Only the Bureau of Engraving and Printing, a division of the Department of the Treasury, is allowed to print money in the United States. Coming in a close second, however, NVIDIA prints designs primarily for GPU hardware, which might as well be a license to print money in the burgeoning era of artificial intelligence. As such, NVIDIA shared its latest earnings results, which reflect a massive 262% year-over-year gain in quarterly revenue.
More precisely, NVIDIA raked in $26 billion for its first quarter of fiscal 2024, which is also up significantly (18%) from the
previous quarter. The rise in revenue helped boost NVIDIA's net income to $14.9 billion, which is up 21% sequentially and a whopping 628%, compared to the same quarter a year ago. Folks, that's as close as you can come to legally printing money without actually doing so in a literal sense.

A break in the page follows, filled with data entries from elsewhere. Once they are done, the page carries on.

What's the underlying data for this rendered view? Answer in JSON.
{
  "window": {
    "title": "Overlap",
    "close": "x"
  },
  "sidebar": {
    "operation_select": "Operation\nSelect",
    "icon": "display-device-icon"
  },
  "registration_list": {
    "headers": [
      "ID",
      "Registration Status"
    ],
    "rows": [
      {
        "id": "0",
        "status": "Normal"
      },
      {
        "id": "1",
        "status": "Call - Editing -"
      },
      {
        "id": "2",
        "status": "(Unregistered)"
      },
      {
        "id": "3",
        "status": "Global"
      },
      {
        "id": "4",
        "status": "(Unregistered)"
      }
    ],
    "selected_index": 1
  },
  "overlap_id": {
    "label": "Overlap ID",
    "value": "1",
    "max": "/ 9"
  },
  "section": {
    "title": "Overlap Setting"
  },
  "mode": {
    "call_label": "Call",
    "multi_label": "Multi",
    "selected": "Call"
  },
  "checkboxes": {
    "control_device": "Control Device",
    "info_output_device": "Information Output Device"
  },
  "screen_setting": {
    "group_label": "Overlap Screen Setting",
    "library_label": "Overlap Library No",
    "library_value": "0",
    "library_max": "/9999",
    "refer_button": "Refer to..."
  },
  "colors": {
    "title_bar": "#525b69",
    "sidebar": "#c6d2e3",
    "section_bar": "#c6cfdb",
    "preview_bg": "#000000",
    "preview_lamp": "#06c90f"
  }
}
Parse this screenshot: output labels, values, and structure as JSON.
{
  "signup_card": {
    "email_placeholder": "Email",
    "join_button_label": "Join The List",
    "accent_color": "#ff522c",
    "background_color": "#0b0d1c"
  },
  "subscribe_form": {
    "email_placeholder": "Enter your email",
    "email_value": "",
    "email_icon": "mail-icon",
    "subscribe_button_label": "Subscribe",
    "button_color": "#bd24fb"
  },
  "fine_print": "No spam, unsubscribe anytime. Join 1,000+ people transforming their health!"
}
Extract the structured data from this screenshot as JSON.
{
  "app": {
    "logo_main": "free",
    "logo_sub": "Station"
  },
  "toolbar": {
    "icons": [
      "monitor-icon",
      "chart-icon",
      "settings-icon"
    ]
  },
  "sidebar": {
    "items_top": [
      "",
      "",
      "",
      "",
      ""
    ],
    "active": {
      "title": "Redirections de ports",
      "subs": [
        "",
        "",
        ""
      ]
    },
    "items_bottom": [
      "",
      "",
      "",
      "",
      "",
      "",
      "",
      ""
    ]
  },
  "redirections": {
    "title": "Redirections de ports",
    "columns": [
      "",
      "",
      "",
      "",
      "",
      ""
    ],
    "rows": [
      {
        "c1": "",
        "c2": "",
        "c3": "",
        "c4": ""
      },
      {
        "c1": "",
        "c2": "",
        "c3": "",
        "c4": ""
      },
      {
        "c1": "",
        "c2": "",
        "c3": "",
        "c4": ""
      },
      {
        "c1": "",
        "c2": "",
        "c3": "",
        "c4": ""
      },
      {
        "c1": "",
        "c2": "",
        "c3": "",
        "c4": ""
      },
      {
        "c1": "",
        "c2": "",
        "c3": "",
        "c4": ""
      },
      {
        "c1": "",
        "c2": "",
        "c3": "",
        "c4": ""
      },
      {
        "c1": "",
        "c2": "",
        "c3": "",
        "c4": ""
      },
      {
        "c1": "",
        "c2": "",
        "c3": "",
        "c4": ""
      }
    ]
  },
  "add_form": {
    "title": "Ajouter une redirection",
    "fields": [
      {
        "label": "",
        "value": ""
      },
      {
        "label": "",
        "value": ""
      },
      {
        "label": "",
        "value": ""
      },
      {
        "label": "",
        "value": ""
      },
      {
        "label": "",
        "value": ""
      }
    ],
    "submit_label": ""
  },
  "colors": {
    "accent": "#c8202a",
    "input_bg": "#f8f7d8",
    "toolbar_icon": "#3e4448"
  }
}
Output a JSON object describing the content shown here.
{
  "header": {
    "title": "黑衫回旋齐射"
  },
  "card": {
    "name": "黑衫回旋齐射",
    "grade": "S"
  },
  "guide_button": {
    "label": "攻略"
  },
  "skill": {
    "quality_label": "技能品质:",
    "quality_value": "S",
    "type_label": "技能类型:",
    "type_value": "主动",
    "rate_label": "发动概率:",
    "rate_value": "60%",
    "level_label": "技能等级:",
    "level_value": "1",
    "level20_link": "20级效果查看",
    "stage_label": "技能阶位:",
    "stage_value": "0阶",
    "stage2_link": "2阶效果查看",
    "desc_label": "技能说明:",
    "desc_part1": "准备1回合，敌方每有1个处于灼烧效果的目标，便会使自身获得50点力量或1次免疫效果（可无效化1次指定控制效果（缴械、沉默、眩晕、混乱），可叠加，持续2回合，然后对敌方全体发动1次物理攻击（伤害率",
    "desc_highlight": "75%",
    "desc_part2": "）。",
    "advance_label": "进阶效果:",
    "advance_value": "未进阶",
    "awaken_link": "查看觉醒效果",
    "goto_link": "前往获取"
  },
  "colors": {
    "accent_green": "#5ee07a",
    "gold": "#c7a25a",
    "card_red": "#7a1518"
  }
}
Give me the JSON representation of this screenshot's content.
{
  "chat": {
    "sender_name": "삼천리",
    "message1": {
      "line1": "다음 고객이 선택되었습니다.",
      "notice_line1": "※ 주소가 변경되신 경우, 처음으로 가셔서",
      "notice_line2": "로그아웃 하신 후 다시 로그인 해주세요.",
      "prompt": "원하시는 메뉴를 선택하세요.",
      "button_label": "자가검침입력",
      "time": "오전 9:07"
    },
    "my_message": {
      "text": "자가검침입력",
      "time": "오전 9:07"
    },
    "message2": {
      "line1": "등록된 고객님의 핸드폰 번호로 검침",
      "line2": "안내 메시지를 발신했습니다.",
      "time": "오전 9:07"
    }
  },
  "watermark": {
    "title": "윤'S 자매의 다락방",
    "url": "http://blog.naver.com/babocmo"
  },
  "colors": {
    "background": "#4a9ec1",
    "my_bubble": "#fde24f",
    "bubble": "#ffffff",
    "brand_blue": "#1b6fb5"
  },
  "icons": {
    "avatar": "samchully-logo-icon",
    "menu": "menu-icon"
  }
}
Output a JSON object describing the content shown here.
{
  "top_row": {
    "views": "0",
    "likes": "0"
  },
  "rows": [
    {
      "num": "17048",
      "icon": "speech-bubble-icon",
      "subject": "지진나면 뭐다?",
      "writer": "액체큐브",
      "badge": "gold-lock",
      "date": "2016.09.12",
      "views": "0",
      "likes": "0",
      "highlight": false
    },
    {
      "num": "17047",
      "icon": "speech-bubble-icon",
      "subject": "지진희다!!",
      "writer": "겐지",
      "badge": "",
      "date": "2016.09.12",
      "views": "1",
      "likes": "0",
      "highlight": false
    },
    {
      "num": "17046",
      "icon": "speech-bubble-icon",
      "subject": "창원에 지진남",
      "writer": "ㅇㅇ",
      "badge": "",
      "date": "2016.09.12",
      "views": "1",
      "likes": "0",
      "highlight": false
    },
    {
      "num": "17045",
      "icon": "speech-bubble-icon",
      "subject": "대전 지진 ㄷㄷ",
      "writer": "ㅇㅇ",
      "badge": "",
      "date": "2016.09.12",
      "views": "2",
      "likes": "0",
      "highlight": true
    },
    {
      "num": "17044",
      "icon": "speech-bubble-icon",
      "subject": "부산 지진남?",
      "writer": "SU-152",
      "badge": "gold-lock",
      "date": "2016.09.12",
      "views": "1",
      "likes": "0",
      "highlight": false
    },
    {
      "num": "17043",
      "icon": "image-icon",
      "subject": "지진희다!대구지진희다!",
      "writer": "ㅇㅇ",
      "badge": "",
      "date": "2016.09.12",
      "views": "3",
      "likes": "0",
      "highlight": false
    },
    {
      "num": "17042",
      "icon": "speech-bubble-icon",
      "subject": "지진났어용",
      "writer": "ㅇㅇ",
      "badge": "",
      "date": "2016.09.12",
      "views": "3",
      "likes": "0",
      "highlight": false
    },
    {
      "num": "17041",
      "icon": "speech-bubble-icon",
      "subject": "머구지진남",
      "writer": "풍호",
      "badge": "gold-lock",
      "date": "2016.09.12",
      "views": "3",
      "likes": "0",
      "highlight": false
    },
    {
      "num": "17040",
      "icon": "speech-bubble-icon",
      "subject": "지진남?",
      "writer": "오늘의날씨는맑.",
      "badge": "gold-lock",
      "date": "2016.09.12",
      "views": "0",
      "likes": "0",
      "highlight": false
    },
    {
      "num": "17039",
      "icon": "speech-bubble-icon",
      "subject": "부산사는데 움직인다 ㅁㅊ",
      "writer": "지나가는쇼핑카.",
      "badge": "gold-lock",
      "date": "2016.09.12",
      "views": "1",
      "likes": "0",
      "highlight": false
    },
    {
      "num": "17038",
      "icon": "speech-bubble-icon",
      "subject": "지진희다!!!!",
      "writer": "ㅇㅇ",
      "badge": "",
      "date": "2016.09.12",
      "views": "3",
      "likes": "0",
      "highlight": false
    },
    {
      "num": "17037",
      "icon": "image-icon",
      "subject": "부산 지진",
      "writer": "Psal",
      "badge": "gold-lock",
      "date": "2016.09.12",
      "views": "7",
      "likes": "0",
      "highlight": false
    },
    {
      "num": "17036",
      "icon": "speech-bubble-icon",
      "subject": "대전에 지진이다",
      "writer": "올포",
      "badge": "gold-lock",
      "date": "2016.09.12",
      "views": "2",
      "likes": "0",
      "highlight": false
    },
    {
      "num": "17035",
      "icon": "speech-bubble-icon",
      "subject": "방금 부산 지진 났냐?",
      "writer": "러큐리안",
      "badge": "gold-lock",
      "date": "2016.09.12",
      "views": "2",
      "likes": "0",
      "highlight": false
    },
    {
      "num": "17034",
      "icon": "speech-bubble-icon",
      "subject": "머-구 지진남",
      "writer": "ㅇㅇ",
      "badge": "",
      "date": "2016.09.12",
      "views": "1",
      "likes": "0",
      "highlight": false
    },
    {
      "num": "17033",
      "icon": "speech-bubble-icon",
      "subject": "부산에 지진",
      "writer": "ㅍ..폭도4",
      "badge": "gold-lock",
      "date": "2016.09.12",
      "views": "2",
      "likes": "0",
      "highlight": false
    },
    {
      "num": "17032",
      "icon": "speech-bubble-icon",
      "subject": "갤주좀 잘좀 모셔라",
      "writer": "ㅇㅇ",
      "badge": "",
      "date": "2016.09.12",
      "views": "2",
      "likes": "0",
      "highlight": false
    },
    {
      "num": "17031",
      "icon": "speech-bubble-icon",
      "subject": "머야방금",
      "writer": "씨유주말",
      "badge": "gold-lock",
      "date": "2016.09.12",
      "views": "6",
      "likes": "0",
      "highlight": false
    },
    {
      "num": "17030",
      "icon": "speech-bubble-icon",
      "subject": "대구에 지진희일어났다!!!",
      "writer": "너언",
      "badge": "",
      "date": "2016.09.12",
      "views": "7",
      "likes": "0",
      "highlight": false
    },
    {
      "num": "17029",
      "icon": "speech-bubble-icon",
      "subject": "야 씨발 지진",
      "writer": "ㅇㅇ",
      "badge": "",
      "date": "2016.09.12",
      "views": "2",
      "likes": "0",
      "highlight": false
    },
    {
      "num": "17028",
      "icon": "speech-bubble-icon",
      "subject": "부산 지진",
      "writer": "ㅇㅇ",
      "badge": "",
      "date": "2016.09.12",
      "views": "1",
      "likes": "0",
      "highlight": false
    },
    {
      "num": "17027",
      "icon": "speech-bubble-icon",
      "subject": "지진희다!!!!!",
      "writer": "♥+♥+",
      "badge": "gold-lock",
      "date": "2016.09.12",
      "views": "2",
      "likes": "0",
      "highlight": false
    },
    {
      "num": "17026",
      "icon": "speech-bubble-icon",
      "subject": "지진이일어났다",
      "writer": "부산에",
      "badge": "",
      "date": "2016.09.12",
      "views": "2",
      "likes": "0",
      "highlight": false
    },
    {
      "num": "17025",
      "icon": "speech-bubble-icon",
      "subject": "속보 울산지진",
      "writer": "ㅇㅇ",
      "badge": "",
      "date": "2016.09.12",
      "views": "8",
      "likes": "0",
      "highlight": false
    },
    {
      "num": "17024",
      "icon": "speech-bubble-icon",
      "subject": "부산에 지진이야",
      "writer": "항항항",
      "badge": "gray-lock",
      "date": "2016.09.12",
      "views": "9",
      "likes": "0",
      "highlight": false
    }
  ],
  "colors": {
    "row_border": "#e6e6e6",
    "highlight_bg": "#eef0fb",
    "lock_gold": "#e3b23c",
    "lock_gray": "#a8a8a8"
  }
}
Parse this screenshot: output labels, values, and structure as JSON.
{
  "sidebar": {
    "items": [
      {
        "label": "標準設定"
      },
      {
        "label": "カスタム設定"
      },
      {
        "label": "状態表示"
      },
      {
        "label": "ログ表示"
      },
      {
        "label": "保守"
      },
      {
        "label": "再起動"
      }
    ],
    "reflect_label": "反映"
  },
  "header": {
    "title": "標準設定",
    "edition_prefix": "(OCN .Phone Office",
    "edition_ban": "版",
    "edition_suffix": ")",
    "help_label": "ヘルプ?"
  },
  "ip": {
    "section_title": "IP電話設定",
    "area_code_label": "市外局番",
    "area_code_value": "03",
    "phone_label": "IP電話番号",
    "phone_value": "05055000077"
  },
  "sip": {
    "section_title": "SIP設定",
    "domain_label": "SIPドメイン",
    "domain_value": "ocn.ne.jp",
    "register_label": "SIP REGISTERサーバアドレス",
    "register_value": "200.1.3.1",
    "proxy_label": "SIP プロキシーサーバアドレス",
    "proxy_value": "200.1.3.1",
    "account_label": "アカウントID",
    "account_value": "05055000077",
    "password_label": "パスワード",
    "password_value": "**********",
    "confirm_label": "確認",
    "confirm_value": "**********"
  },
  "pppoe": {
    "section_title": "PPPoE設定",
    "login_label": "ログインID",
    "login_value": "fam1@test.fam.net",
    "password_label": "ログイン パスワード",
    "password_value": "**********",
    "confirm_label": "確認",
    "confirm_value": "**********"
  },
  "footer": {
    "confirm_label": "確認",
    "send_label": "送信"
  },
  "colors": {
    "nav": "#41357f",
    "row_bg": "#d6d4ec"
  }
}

NVIDIA's monster quarter (yet another one) is a snapshot of the
AI craze that's overtaking the technology sector. Many of these newfangled experiences that are being brought to market require powerful hardware in the cloud, and NVIDIA's gamble on the data center continues to pay off enormously.
"The next industrial revolution has begun—companies and countries are partnering with NVIDIA to shift the trillion-dollar traditional data centers to accelerated computing and build a new type of data center—AI factories—to produce a new commodity: artificial intelligence," said Jensen Huang, founder and CEO of NVIDIA. "AI will bring significant productivity gains to nearly every industry and help companies be more cost- and energy-efficient, while expanding revenue opportunities."
Indeed, revenue opportunities abound and NVIDIA is cashing in at unprecedented levels. That $26 billion in quarterly revenue is a record high for NVIDIA, driving record sales in the data center, which checked in at $22.6 billion for the quarter. That's a 23% gain sequentially and a monster 427% jump from a year ago.
Gaming is now a distant second behind the data center, though don't mistake that for being insignificant. It accounted for nearly $2.7 billion in the first quarter, which is down 8% sequentially but up 18% year-over-year. While it's no longer NVIDIA's bread and butter, it's still a lucrative business. NVIDIA chalked up the sequential decline in Gaming due to seasonal GPU sales trends, while noting that the year-on-year spike mostly reflects higher demand for its GeForce products.
Meanwhile, NVIDIA also saw yearly gains in its Professional Visualization ($427 million, up 45%), Automotive ($329 million, up 11%), and OEM and Other ($78 million, up 1%) divisions.
During an earnings call, NVIDIA's executive vice president and chief financial officer Colette Kress stated that "inference drove about 40% our data center revenue" in the company's trailing quarters," adding that "both training and inference are growing significantly."
"As generative AI makes its way into more consumer Internet applications, we expect to see continued growth opportunities as inference scales both with model complexity as well as with the number of users and number of queries per user, driving much more demand for AI compute," Kress said.
"These next-generation data centers host advanced full-stack accelerated computing platforms where the data comes in and intelligence comes out. In Q1, we worked with over 100 customers building AI factories ranging in size from hundreds to tens of thousands of GPUs, with some reaching 100,000 GPUs," Kress added.
Looking ahead, NVIDIA went on record saying its next-generation Blackwell architecture will deliver a "giant leap with up to 25x lower TCO energy consumption" compared to its legacy Hopper products that are shipping now. That basically means NVIDIA is in a strong position to keep its momentum going.
"The demand for GPUs in all the data centers is incredible. We're racing every single day. And the reason for that is because applications like ChatGPT and GPT-4o, and now it's going to be multi-modality and Gemini and its ramp and Anthropic and all of the work that's being done at all the CSPs are consuming every GPU that's out there," Huang added.
NVIDIA also
announced a ten-for-one split of its common stock in an effort to make shares of the company more accessible to both employees and investors. At the time of this writing, NVIDIA's share price is $1,037, so a ten-for-one split means the share price would be $103.70, based on the current price. Additionally, each current holder of common stock will receive nine additional shares when when the split takes place at the close of market on Thursday, June 6, 2024.